Laure Tiberghien : Suite...

LAUREATE DU PRIX DECOUVERTE LOUIS ROEDERER 2019

RENCONTRES DE LA PHOTOGRAPHIE
ARLES 2019

Exposition présentée à Ground Control du 1er juillet au 22 septembre 2019, 10h-19h30

De même que l’on n’admet guère qu’une phrase s’énonce sans sujet, on comprend mal qu’une photographie puisse se faire sans appareil. Nous voici prisonniers d’une grammaire qui conditionne comme souvent notre manière de voir.

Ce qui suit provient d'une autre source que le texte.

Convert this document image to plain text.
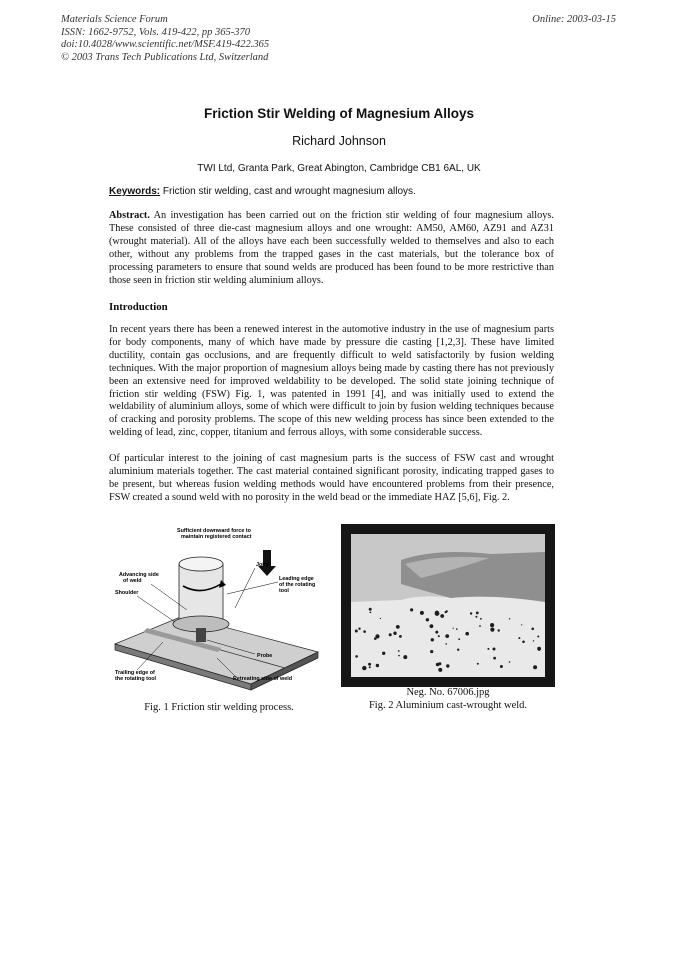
Materials Science Forum
ISSN: 1662-9752, Vols. 419-422, pp 365-370
doi:10.4028/www.scientific.net/MSF.419-422.365
© 2003 Trans Tech Publications Ltd, Switzerland
Online: 2003-03-15
Friction Stir Welding of Magnesium Alloys
Richard Johnson
TWI Ltd, Granta Park, Great Abington, Cambridge CB1 6AL, UK
Keywords: Friction stir welding, cast and wrought magnesium alloys.

Abstract. An investigation has been carried out on the friction stir welding of four magnesium alloys. These consisted of three die-cast magnesium alloys and one wrought: AM50, AM60, AZ91 and AZ31 (wrought material). All of the alloys have each been successfully welded to themselves and also to each other, without any problems from the trapped gases in the cast materials, but the tolerance box of processing parameters to ensure that sound welds are produced has been found to be more restrictive than those seen in friction stir welding aluminium alloys.

Introduction

In recent years there has been a renewed interest in the automotive industry in the use of magnesium parts for body components, many of which have made by pressure die casting [1,2,3]. These have limited ductility, contain gas occlusions, and are frequently difficult to weld satisfactorily by fusion welding techniques. With the major proportion of magnesium alloys being made by casting there has not previously been an extensive need for improved weldability to be developed. The solid state joining technique of friction stir welding (FSW) Fig. 1, was patented in 1991 [4], and was initially used to extend the weldability of aluminium alloys, some of which were difficult to join by fusion welding techniques because of cracking and porosity problems. The scope of this new welding process has since been extended to the welding of lead, zinc, copper, titanium and ferrous alloys, with some considerable success.

Of particular interest to the joining of cast magnesium parts is the success of FSW cast and wrought aluminium materials together. The cast material contained significant porosity, indicating trapped gases to be present, but whereas fusion welding methods would have encountered problems from their presence, FSW created a sound weld with no porosity in the weld bead or the immediate HAZ [5,6], Fig. 2.

Sufficient downward force to
maintain registered contact
Joint
Advancing side
of weld
Shoulder
Leading edge
of the rotating
tool
Probe
Trailing edge of
the rotating tool	Retreating side of weld
Neg. No. 67006.jpg
Fig. 1 Friction stir welding process.	Fig. 2 Aluminium cast-wrought weld.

Or le travail de Laure Tiberghien s’inscrit dans un courant d’expérimentation que l’on peut faire remonter au début de l’histoire de la photographie mais il ne procède en rien cependant d’une quelconque fascination technologique. L’image obtenue sans appareil par la conjugaison de la chimie, de la lumière et du temps, est un révélateur du monde matériel, mettant ici en lumière l’épiderme des choses, non leur peau visible mais leur surface sensible.

Avec ses images, Laure Tiberghien capte les transformations du visible dont elle nous donne à comprendre le mouvement et les altérations. Chacune de ses pièces est l’objet d’une savante composition où les couleurs sont agencées après avoir été auparavant testées et disposées comme sur une palette pour obtenir les rapports de tons souhaités. Mais le choix des supports sensibles détermine aussi l’éclat des couleurs et le jeu nuancé de leur apparition. Ainsi par exemple le Cibachrome donne ce rendu mouillé caractéristique, comme si on venait de le sortir de l’eau, produisant des couleurs très denses. Les papiers métalliques chromogènes ont de leur côté un aspect plus électrique tandis que les supports brillants classiques sont plus atténués et moins réfléchissants. Le choix du matériau est ainsi dicté par le résultat final souhaité.

Toutes ces opérations qui mènent à des pièces forcément uniques, supposent un long travail en chambre noire, l’usage de filtres – découpés comme des négatifs afin d’obtenir la couleur complémentaire – et la mise en place de dispositifs qui n’ont rien de mécanique et permettent d’obtenir une image maîtrisée tout en laissant parfois la place à l’accident possible et au hasard.

Gilles A. Tiberghien
Philosophe et essayiste, professeur d’esthétique à l’université Paris-I-Panthéon-Sorbonne.